Saturday 30 September 2017



Recollections in tranquillity

To be honest, I am not sure if my tranquillity is regained, if I ever had it in the first place, but I have been catching up on all the articles, radio programmes I missed while I was in Brighton and I need to put down my impressions before they become influenced by what I have read  and heard.
Am I glad I took the plunge and went to the conference as a delegate? Overwhelmingly yes!

I felt I was taking part in a historical moment, that the centre ground in Britain is changing and the move to the right for the last thirty years has been halted. Things that were unacceptable in my childhood have become the norm.  Food banks, homelessness, unsafe housing side by side with unimaginable wealth, these are from the 1920s and 30s Britain. Never again, British people said in 1945 when they elected a Labour government. Well, they did come again and when I stood in the conference hall in Brighton, cheering not just Corbyn and McDonnell but the many impassioned speakers from the floor, I sensed a huge will to create a new Britain and a belief that it is now possible.
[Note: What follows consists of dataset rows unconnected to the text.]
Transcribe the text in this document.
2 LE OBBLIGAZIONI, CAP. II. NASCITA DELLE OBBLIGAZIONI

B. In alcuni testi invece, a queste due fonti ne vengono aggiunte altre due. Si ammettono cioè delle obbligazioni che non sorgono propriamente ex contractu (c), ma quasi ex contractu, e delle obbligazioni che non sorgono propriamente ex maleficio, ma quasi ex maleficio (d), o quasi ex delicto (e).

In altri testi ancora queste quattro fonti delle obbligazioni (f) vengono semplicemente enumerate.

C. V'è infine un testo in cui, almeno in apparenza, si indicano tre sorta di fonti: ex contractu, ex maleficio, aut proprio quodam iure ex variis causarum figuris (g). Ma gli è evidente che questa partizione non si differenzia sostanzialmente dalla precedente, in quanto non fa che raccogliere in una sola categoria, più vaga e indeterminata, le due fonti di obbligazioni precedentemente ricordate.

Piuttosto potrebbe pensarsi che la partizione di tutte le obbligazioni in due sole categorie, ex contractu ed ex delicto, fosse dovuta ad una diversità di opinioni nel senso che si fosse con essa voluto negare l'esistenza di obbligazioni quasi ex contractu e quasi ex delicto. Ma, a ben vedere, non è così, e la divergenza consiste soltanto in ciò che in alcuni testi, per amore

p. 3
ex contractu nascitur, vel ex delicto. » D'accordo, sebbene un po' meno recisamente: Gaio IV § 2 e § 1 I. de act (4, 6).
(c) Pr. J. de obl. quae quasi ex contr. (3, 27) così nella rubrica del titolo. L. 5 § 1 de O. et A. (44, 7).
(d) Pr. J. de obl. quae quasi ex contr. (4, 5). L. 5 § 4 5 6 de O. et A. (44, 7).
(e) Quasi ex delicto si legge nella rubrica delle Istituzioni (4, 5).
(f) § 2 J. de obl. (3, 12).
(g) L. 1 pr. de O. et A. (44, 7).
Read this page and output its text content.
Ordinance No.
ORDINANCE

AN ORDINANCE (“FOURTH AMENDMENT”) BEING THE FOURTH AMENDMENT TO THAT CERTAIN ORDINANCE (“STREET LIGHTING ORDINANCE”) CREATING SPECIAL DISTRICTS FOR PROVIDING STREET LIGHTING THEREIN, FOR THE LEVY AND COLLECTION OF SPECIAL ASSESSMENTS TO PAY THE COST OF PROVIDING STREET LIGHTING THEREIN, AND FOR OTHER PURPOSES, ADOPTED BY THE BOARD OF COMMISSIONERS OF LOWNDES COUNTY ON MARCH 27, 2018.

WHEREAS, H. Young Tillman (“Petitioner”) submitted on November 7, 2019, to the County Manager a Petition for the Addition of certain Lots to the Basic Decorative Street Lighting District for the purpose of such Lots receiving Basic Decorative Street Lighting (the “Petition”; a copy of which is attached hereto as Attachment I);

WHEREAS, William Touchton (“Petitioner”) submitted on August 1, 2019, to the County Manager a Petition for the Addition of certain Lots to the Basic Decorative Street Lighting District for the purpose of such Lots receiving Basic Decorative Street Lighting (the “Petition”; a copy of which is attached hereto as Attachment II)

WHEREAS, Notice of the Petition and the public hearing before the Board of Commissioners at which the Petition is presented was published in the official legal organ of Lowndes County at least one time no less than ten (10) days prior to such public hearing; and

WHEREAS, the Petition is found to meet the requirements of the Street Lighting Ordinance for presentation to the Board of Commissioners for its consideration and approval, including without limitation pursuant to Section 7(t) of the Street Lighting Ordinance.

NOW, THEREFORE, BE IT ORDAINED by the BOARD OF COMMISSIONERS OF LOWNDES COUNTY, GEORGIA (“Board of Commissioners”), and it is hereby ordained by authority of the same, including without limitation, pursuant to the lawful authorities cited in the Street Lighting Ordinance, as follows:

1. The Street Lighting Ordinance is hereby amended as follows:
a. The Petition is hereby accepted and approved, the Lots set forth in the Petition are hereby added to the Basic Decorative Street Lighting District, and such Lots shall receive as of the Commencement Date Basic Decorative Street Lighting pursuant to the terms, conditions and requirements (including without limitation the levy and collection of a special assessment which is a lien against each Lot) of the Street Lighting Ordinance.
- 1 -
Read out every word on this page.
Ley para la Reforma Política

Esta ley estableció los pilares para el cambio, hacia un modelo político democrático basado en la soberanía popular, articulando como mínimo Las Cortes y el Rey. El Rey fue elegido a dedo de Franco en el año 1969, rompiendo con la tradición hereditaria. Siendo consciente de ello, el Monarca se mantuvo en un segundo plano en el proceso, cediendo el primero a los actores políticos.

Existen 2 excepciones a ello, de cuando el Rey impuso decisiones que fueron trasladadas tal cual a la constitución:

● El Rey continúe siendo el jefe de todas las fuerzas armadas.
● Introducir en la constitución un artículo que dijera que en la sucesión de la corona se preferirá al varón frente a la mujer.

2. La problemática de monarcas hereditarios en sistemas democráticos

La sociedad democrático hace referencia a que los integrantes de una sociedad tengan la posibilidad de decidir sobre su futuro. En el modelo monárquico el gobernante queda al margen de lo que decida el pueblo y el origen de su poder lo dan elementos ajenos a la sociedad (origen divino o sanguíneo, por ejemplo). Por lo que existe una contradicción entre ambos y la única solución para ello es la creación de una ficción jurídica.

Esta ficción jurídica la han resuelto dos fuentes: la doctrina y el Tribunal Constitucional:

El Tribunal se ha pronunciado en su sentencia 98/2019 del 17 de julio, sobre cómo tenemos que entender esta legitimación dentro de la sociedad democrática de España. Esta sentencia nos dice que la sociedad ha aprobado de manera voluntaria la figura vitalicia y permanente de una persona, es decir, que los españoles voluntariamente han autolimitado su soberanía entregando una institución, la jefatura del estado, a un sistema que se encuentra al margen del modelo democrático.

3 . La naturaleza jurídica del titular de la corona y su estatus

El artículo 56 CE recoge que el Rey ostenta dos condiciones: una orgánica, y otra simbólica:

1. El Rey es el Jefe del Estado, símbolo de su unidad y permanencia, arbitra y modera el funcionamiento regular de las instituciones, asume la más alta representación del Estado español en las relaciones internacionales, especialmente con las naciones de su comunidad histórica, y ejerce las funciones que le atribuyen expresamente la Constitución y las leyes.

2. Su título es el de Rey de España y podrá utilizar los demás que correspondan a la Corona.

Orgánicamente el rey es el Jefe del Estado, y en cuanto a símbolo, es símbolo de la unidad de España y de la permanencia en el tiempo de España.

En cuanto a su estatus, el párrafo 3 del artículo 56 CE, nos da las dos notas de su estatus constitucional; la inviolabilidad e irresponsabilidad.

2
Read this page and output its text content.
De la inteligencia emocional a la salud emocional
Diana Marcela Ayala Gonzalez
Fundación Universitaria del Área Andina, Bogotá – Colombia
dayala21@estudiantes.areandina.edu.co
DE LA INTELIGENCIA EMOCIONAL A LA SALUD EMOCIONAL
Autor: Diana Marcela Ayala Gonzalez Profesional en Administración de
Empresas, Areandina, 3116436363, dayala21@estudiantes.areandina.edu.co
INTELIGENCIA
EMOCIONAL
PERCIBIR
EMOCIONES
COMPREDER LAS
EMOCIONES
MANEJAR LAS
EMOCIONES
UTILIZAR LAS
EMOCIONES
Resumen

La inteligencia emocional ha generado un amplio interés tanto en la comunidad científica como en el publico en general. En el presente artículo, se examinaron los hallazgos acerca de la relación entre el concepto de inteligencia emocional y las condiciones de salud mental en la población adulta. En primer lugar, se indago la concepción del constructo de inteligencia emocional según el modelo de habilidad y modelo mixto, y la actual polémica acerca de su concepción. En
Apart from the politics, it was the people I met who made the days in Brighton such a great experience. I loved sharing a house with such a diverse group of people, we had so many laughs. I loved entering the conference area on the seafront each morning and being greeted by the party activists, handing out the newsletters they had written and printed overnight, the leaflets for meetings they had organised and just pressing their case in a friendly, if passionate way. The security staff and the stewards were friendly and helpful and in fact some became friends, useful when my comrades took my bag with the much-prized ticket for Corbin’s speech into the hall without me and I was allowed in anyway!
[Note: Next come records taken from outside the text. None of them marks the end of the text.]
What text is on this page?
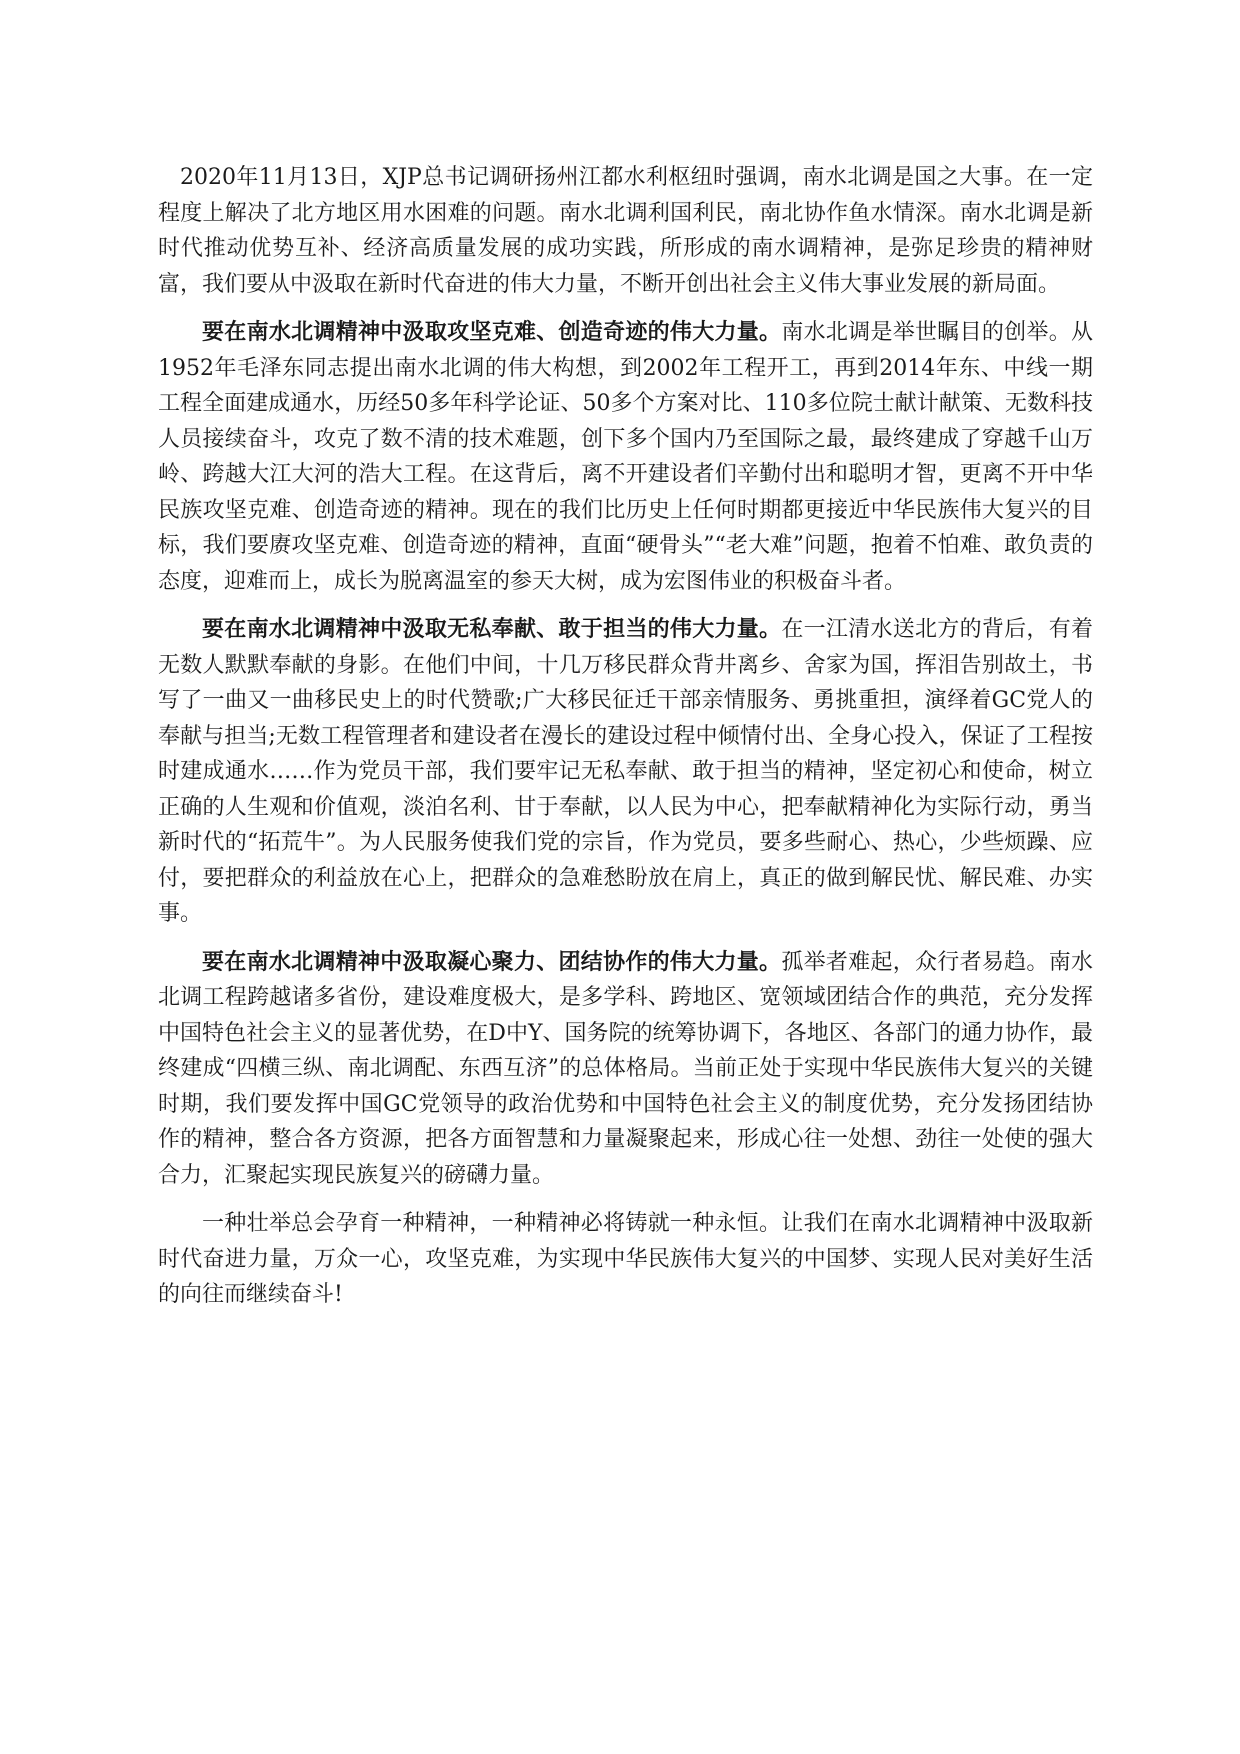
2020年11月13日，XJP总书记调研扬州江都水利枢纽时强调，南水北调是国之大事。在一定程度上解决了北方地区用水困难的问题。南水北调利国利民，南北协作鱼水情深。南水北调是新时代推动优势互补、经济高质量发展的成功实践，所形成的南水调精神，是弥足珍贵的精神财富，我们要从中汲取在新时代奋进的伟大力量，不断开创出社会主义伟大事业发展的新局面。

要在南水北调精神中汲取攻坚克难、创造奇迹的伟大力量。南水北调是举世瞩目的创举。从1952年毛泽东同志提出南水北调的伟大构想，到2002年工程开工，再到2014年东、中线一期工程全面建成通水，历经50多年科学论证、50多个方案对比、110多位院士献计献策、无数科技人员接续奋斗，攻克了数不清的技术难题，创下多个国内乃至国际之最，最终建成了穿越千山万岭、跨越大江大河的浩大工程。在这背后，离不开建设者们辛勤付出和聪明才智，更离不开中华民族攻坚克难、创造奇迹的精神。现在的我们比历史上任何时期都更接近中华民族伟大复兴的目标，我们要赓攻坚克难、创造奇迹的精神，直面“硬骨头”“老大难”问题，抱着不怕难、敢负责的态度，迎难而上，成长为脱离温室的参天大树，成为宏图伟业的积极奋斗者。

要在南水北调精神中汲取无私奉献、敢于担当的伟大力量。在一江清水送北方的背后，有着无数人默默奉献的身影。在他们中间，十几万移民群众背井离乡、舍家为国，挥泪告别故土，书写了一曲又一曲移民史上的时代赞歌;广大移民征迁干部亲情服务、勇挑重担，演绎着GC党人的奉献与担当;无数工程管理者和建设者在漫长的建设过程中倾情付出、全身心投入，保证了工程按时建成通水……作为党员干部，我们要牢记无私奉献、敢于担当的精神，坚定初心和使命，树立正确的人生观和价值观，淡泊名利、甘于奉献，以人民为中心，把奉献精神化为实际行动，勇当新时代的“拓荒牛”。为人民服务使我们党的宗旨，作为党员，要多些耐心、热心，少些烦躁、应付，要把群众的利益放在心上，把群众的急难愁盼放在肩上，真正的做到解民忧、解民难、办实事。

要在南水北调精神中汲取凝心聚力、团结协作的伟大力量。孤举者难起，众行者易趋。南水北调工程跨越诸多省份，建设难度极大，是多学科、跨地区、宽领域团结合作的典范，充分发挥中国特色社会主义的显著优势，在D中Y、国务院的统筹协调下，各地区、各部门的通力协作，最终建成“四横三纵、南北调配、东西互济”的总体格局。当前正处于实现中华民族伟大复兴的关键时期，我们要发挥中国GC党领导的政治优势和中国特色社会主义的制度优势，充分发扬团结协作的精神，整合各方资源，把各方面智慧和力量凝聚起来，形成心往一处想、劲往一处使的强大合力，汇聚起实现民族复兴的磅礴力量。

一种壮举总会孕育一种精神，一种精神必将铸就一种永恒。让我们在南水北调精神中汲取新时代奋进力量，万众一心，攻坚克难，为实现中华民族伟大复兴的中国梦、实现人民对美好生活的向往而继续奋斗!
In the interminable wait to go through passport control at Alicante airport (they must have the slowest responding machines in the world) I talked with two young couples behind me in the queue who were going to Benidorm to celebrate a birthday. They were surprised to hear I had been to the conference, perhaps I didn’t look the part, but talking we established that they were angry at the way jobs were taken by machines in the retail sector, to increase company profits and one, a NHS nurse, told me how far her standard of living had slipped since she joined seven years ago. These are people who need a Labour government for the many and I realised how important it is to talk to everyone I meet.
That is what the conference was about for me.